On 9/14/18 08:34, Mark Thomas wrote:
On 14/09/18 13:11, Tim K wrote:
Using latest Tomcat 9.0.11.  I'm using the securePort attribute
for both the NioReceiver and StaticMembers but when capturing and
inspecting the traffic over the secure ports with WireShark, I'm
seeing all my session data in clear text, even my username as
password (user principal)!  I tried removing the port attribute
from both, elements, leaving just the securePort there but this
does not encrypt the traffic.

To my knowledge, the port was added but TLS was never implemented.
It may be better if we remove that code entirely. Why you'd want a
secure port and an insecure port at the same time for a cluster
never did make much sense to me.

The typical TLS configuration is a poor choice for clusters It
would require quite a lot of configuration. Encryption based on a
pre-shared private key would be a better approach.

Why?

Long (and bitter) experience tells me that most folks have a hard time setting up TLS so it works. Generating a single file (for the shared secret - which we can easily provide a script to generate) and copying that one file to multiple machines is a much simpler process.

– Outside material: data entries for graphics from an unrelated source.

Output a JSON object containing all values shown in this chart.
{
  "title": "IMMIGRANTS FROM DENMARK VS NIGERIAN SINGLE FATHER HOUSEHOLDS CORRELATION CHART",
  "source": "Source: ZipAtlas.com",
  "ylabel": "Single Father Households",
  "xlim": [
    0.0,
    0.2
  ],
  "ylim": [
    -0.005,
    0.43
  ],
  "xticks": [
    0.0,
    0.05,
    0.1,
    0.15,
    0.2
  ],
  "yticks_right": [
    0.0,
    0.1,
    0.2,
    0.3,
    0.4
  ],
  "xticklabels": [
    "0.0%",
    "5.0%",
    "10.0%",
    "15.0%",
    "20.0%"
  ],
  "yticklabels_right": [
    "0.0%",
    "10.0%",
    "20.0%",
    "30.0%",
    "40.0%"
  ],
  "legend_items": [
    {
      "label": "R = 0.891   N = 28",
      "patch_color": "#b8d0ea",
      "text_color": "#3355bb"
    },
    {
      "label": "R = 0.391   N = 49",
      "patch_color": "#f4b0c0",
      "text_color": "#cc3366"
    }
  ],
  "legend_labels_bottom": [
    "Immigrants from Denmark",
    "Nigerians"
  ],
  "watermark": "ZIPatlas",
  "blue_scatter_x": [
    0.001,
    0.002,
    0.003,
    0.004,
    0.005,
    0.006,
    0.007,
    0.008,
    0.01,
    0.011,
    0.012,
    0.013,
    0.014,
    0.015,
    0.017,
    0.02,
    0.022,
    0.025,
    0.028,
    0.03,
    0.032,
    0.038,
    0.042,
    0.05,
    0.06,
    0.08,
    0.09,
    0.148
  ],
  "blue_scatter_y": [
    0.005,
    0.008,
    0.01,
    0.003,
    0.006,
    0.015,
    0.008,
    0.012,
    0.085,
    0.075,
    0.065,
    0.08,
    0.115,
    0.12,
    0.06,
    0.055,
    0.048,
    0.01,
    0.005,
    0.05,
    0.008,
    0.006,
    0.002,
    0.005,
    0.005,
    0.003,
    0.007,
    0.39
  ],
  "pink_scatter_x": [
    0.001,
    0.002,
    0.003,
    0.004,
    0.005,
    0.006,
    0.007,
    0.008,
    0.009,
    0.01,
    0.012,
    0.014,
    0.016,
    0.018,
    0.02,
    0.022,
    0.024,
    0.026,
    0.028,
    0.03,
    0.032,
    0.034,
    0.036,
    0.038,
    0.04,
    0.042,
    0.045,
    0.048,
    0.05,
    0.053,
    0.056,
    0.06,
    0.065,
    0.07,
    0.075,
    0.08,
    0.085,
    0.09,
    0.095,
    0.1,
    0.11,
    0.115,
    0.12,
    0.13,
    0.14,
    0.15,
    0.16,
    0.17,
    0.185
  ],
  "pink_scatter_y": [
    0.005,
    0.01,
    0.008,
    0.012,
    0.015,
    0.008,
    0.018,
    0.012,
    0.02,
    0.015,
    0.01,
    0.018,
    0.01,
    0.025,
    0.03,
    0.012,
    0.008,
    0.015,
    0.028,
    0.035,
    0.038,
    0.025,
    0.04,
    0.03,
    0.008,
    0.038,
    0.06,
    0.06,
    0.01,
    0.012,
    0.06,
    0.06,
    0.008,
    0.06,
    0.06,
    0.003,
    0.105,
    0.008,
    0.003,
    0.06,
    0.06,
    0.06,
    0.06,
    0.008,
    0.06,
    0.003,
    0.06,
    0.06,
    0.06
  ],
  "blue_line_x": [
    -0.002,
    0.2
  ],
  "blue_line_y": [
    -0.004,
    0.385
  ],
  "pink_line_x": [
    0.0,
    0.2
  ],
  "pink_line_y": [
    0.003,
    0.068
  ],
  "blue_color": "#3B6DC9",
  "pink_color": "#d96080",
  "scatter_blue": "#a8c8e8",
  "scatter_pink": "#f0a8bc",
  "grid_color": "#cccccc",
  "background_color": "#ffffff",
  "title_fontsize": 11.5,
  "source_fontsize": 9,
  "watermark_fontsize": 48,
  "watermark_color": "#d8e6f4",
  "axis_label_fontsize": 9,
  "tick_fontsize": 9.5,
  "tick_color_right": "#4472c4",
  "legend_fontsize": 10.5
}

Each server with a server-cert and each client with a bag of
trusted certs doesn't seem that big of a deal. Even
mutual-authentication just adds another bag of trust on each server
and a client-cert on each client. If you set up a private signing
authority, it gets even easier.

But I agree, there shouldn't be two ports to configure. Just one, and
if we decide to add encryption, you should just be able to say "yes,
please" and have it work over the same port... assuming all nodes are
configured the same, of course.

Applying encryption shouldn't be too hard, code-wise, if all we wanted
to do was encrypt each message going over the (otherwise plaintext)
wire. Each node needs to know the encryption flavor in use (cipher,
padding, etc.) and a pre-shared key. That's just two configuration
elements in server.xml and one of them (the cipher) can default to
something reasonable such as AES/CBC/PKCS5Padding.

This would be a good Google Summer of Code project, though it wouldn't
actually take that long. Maybe Google Midsummer of Code :)

Worth adding a BZ enhancement for this.